The antiderivative (or indefinite

integral) is, essentially, a guess at the function from which a

derivative came.

It is impossible to know the exact function due to the fact that the derivative of a constant is always . So, dy/dx(3x + 2) and dy/dx(3x + π) produce the same result- 3. In order to compensate, a constant of integration (usually *c*) is added to the antiderivative (ie: 3 + *c*).

Antiderivatives are helpful for finding the area under a curve (much more convenient than counting a bunch of rectangles) and rates of change among other things.

Primary methods of finding antiderivatives are as follows:

**Memorization**: Yes, some people memorize integrals. Some that are common in memorization are:

∫sin(x) *dx* = -cos(x) + c

∫cos(x) *dx* = sin(x) + c

∫(1/cos^{2}(x)) *dx* = ∫sec^{2}(x) *dx* = tan(x) + c

Among others..

*u/du* Substitution (like chunking): A value is substituted out of the integral in place of *u* (or any other variable) and the problem is re-written in terms of *u* and *du* (the derivative of *u*). When that is solved, the original value is plugged back in.
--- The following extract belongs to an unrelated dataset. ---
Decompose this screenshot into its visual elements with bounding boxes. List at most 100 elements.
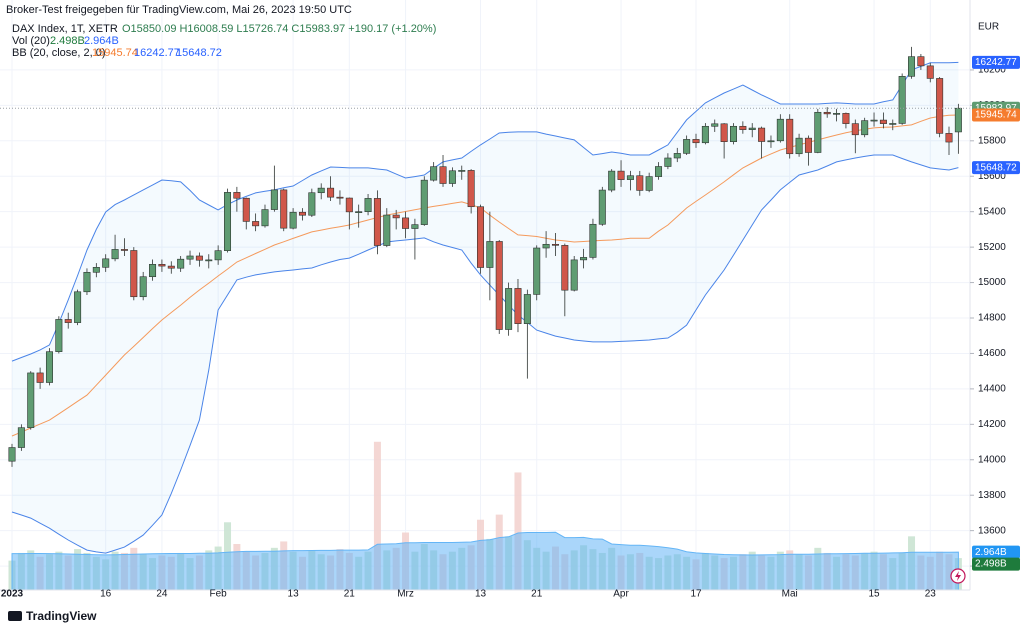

*u/dv*: A section of the problem is designated as *u* and the other as *dv*. The derivative of *u* (*du* or *u'*) and the antiderivative of *dv* are calculated. Then, they are arranged as so:

u * v - ∫ du * v

and finally solved.

**Triangles**: When two things squared are subtracted or added, they can placed as legs (or with one as the hypotenuse) on a right triangle and reduced accordingly.